To protect its users, Microsoft released regular security updates that would patch the bugs hackers could exploit. They go into the software’s source code, make the necessary changes, and deliver a new version to you via download. Standard Windows 7 users will no longer receive updates of any kind. However, Windows Enterprise, Windows Pro, and Microsoft 365 customers are able to purchase extended security updates. This program is priced per device and is only meant to bridge the gap to an upgrade.
Furthermore, Microsoft won’t offer technical assistance or customer service if you have issues with your Windows 7 machine. Issues are more likely to arise since bugs aren’t actively addressed.
So what can you upgrade to? There are a couple of options:
Purchase a new computer with Windows 10 Installed
The easiest thing to do is purchase a brand new PC with Windows 10 already installed. There are a variety of PCs available for any budget. Even the less expensive models will most likely run better than your current machine.
The main consideration with this option is transferring your files to the new computer. This a relatively simple task using an external hard drive or a cloud storage platform like Dropbox. As for your applications, you will have to go to the developer’s website and download a Windows 10 version which may or may not cost you.
Purchase Windows 10 for your current PC
If your hardware is capable, you can purchase a Windows 10 license and download it to your current PC –replacing Windows 7. Right now, Microsoft is selling Windows 10 Pro (recommended for small businesses) for $199.99. You may be able to find a deal at third-party retailers. Keep in mind, that’s $200 per device if you have more than one PC to update.
Your files will remain on your computer with this method, but it never hurts to create a back-up before you install the new operating system. You may have to re-download your applications with Windows 10 versions.
These are the minimum specifications to run Windows 10, but it doesn’t guarantee it will run well:
- Processor: 1 gigahertz (GHz) or faster processor or SoC.
- RAM: 1 gigabyte (GB) for 32-bit or 2 GB for 64-bit.
- Graphics card: DirectX 9 or later with WDDM 1.0 driver.

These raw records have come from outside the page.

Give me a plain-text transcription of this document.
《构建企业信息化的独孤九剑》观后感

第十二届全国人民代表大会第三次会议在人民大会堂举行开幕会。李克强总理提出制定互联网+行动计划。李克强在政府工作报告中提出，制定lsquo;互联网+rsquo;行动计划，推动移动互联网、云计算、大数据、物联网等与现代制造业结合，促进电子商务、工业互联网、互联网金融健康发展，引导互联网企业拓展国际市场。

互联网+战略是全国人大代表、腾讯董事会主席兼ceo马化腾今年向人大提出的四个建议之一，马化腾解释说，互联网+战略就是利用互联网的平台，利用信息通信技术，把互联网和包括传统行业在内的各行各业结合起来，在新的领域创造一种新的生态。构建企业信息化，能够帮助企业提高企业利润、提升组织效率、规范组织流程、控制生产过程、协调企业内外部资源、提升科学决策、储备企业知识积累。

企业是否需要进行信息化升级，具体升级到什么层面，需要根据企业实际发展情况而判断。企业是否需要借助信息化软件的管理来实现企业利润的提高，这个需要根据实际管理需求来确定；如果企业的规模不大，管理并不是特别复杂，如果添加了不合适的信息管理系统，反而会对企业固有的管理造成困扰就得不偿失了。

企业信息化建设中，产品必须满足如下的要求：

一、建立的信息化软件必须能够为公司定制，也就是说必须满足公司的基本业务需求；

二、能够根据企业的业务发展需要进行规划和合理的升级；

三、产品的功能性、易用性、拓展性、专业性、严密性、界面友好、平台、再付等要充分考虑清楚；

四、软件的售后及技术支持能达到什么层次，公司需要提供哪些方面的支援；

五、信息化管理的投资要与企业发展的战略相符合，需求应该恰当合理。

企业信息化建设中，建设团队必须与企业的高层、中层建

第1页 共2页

- Display: 800 x 600 resolution
- Hard disk space: 16 GB for 32-bit OS, 20 GB for 64-bit OS.
How to find computer specs in Windows 7:
To see your Processor and RAM specs:
- Click the “Start” button in the lower-left corner of your screen.
- Right-click the “Computer” icon and select the “Properties” option.

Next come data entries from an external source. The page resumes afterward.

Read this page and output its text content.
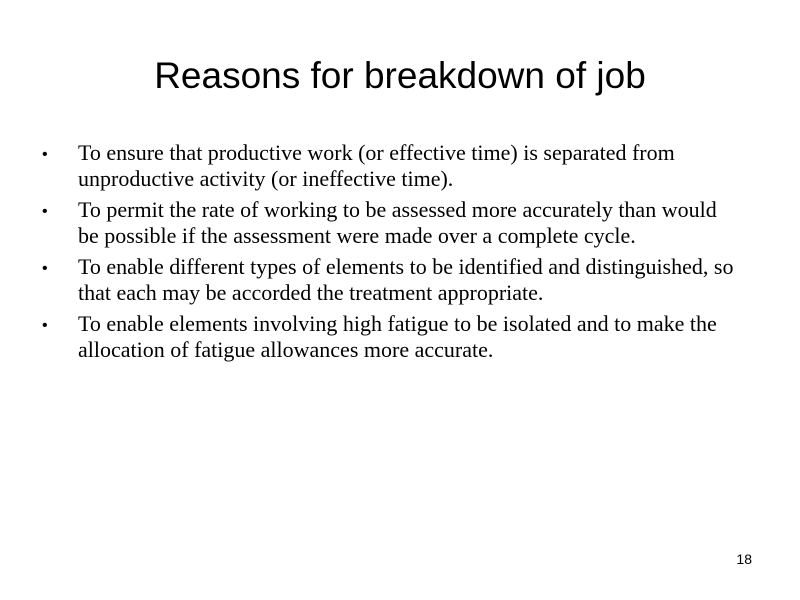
Reasons for breakdown of job
• To ensure that productive work (or effective time) is separated from unproductive activity (or ineffective time).
• To permit the rate of working to be assessed more accurately than would be possible if the assessment were made over a complete cycle.
• To enable different types of elements to be identified and distinguished, so that each may be accorded the treatment appropriate.
• To enable elements involving high fatigue to be isolated and to make the allocation of fatigue allowances more accurate.
18
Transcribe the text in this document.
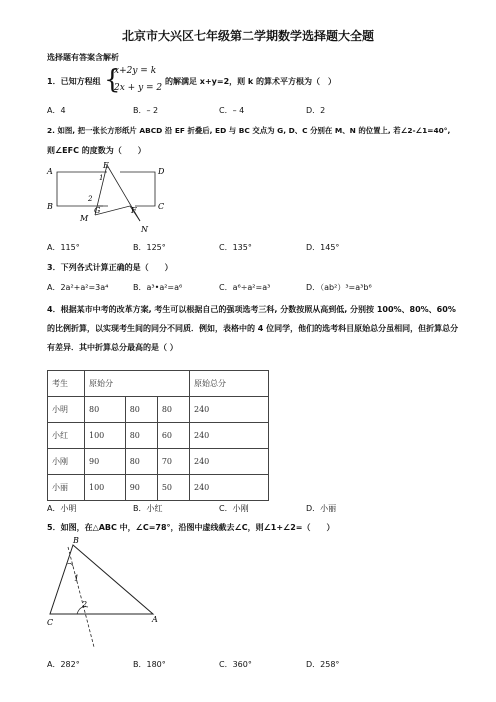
北京市大兴区七年级第二学期数学选择题大全题
选择题有答案含解析
1．已知方程组 {
x+2y = k
2x + y = 2
的解满足 x+y=2，则 k 的算术平方根为（　）
A．4	B．– 2	C．– 4	D．2
2. 如图, 把一张长方形纸片 ABCD 沿 EF 折叠后, ED 与 BC 交点为 G, D、C 分别在 M、N 的位置上, 若∠2-∠1=40°,
则∠EFC 的度数为（　　）
A	D
B	C
E
F
G
M
N
1
2
A．115°	B．125°	C．135°	D．145°
3．下列各式计算正确的是（　　）
A．2a²+a²=3a⁴	B．a³•a²=a⁶	C．a⁶÷a²=a³	D．（ab²）³=a³b⁶
4．根据某市中考的改革方案, 考生可以根据自己的强项选考三科, 分数按照从高到低, 分别按 100%、80%、60%的比例折算，以实现考生间的同分不同质．例如，表格中的 4 位同学，他们的选考科目原始总分虽相同，但折算总分有差异．其中折算总分最高的是（ ）
考生	原始分			原始总分
小明	80	80	80	240
小红	100	80	60	240
小刚	90	80	70	240
小丽	100	90	50	240
A．小明	B．小红	C．小刚	D．小丽
5．如图，在△ABC 中，∠C=78°，沿图中虚线截去∠C，则∠1+∠2=（　　）
B
C	A
1
2
A．282°	B．180°	C．360°	D．258°
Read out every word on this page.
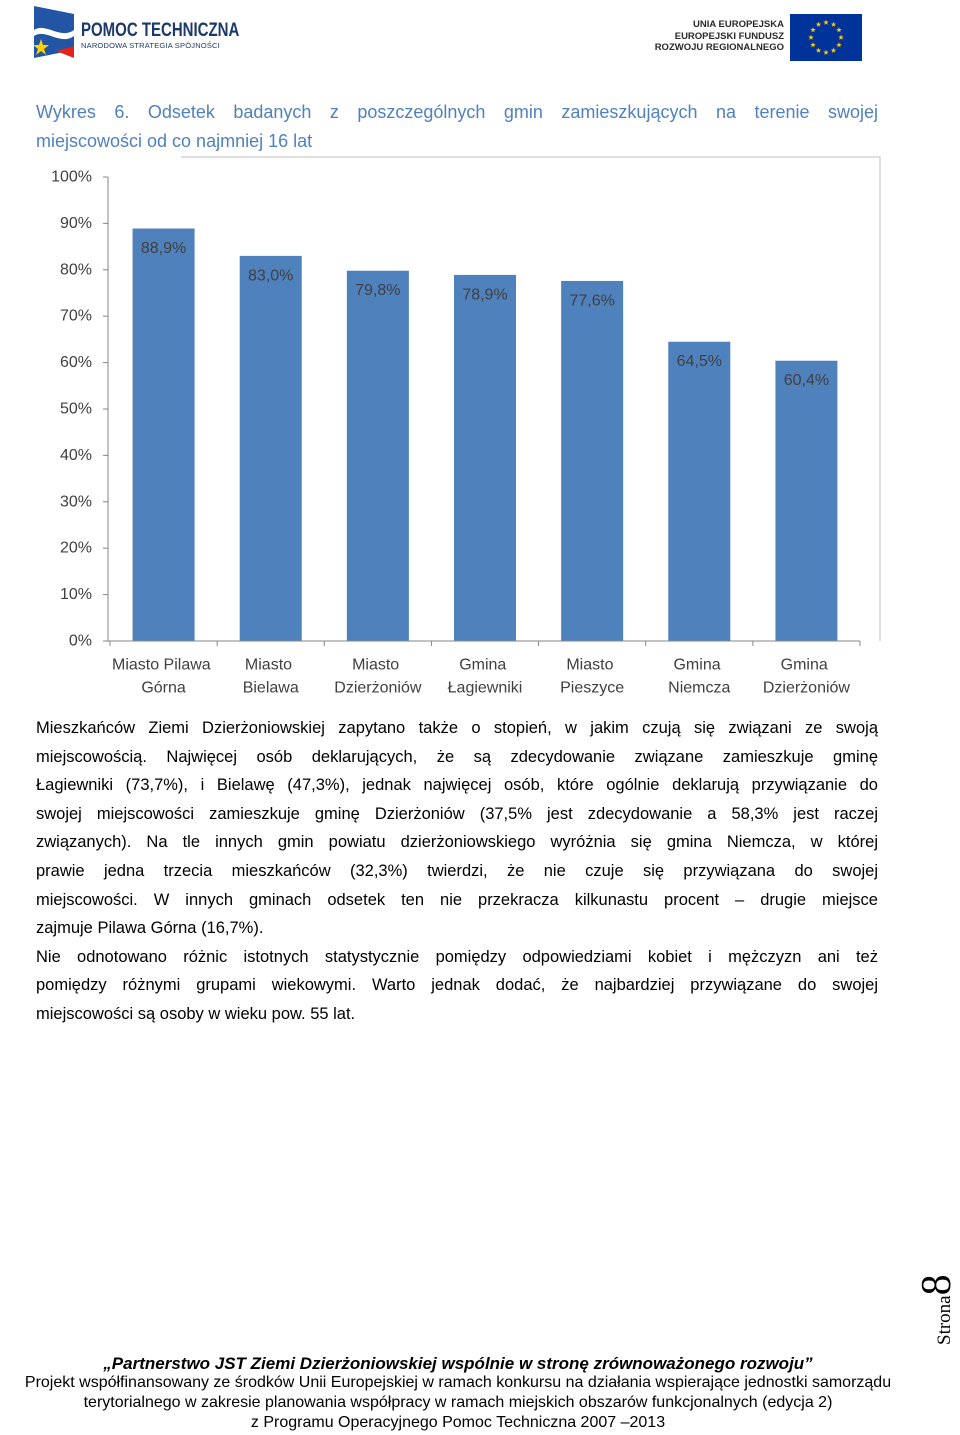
POMOC TECHNICZNA
NARODOWA STRATEGIA SPÓJNOŚCI
UNIA EUROPEJSKA
EUROPEJSKI FUNDUSZ
ROZWOJU REGIONALNEGO
Wykres 6. Odsetek badanych z poszczególnych gmin zamieszkujących na terenie swojej
miejscowości od co najmniej 16 lat
88,9%
Miasto Pilawa Górna
83,0%
Miasto Bielawa
79,8%
Miasto Dzierżoniów
78,9%
Gmina Łagiewniki
77,6%
Miasto Pieszyce
64,5%
Gmina Niemcza
60,4%
Gmina Dzierżoniów
0%
10%
20%
30%
40%
50%
60%
70%
80%
90%
100%
Mieszkańców Ziemi Dzierżoniowskiej zapytano także o stopień, w jakim czują się związani ze swoją
miejscowością. Najwięcej osób deklarujących, że są zdecydowanie związane zamieszkuje gminę
Łagiewniki (73,7%), i Bielawę (47,3%), jednak najwięcej osób, które ogólnie deklarują przywiązanie do
swojej miejscowości zamieszkuje gminę Dzierżoniów (37,5% jest zdecydowanie a 58,3% jest raczej
związanych). Na tle innych gmin powiatu dzierżoniowskiego wyróżnia się gmina Niemcza, w której
prawie jedna trzecia mieszkańców (32,3%) twierdzi, że nie czuje się przywiązana do swojej
miejscowości. W innych gminach odsetek ten nie przekracza kilkunastu procent – drugie miejsce
zajmuje Pilawa Górna (16,7%).
Nie odnotowano różnic istotnych statystycznie pomiędzy odpowiedziami kobiet i mężczyzn ani też
pomiędzy różnymi grupami wiekowymi. Warto jednak dodać, że najbardziej przywiązane do swojej
miejscowości są osoby w wieku pow. 55 lat.
Strona8
„Partnerstwo JST Ziemi Dzierżoniowskiej wspólnie w stronę zrównoważonego rozwoju”
Projekt współfinansowany ze środków Unii Europejskiej w ramach konkursu na działania wspierające jednostki samorządu
terytorialnego w zakresie planowania współpracy w ramach miejskich obszarów funkcjonalnych (edycja 2)
z Programu Operacyjnego Pomoc Techniczna 2007 –2013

To see our Graphics card specs:
- Click “Device Manager”
- Click the dropdown next to “Display Adapters”.
To see your Display specs:
- Click the Start button
- Click “Display”
- Click “Adjust display settings”
To see your Hard disk space:
- Click the Start button, followed by “Computer”
- Make sure “Computer” is selected on the menu to the right.
- See your storage displayed in a bar.
Recommended specs would be at least a 2GHz dual-core processor, 4GB of RAM (8GB ideally) and a 160GB hard drive.
What to do next…
- Create a back-up of your current files. It will be needed if your PC suffers from outdated software and when you upgrade.
- Skip Windows 8. While it appears to be a cheaper option, support will not last long enough to make the update cost-effective.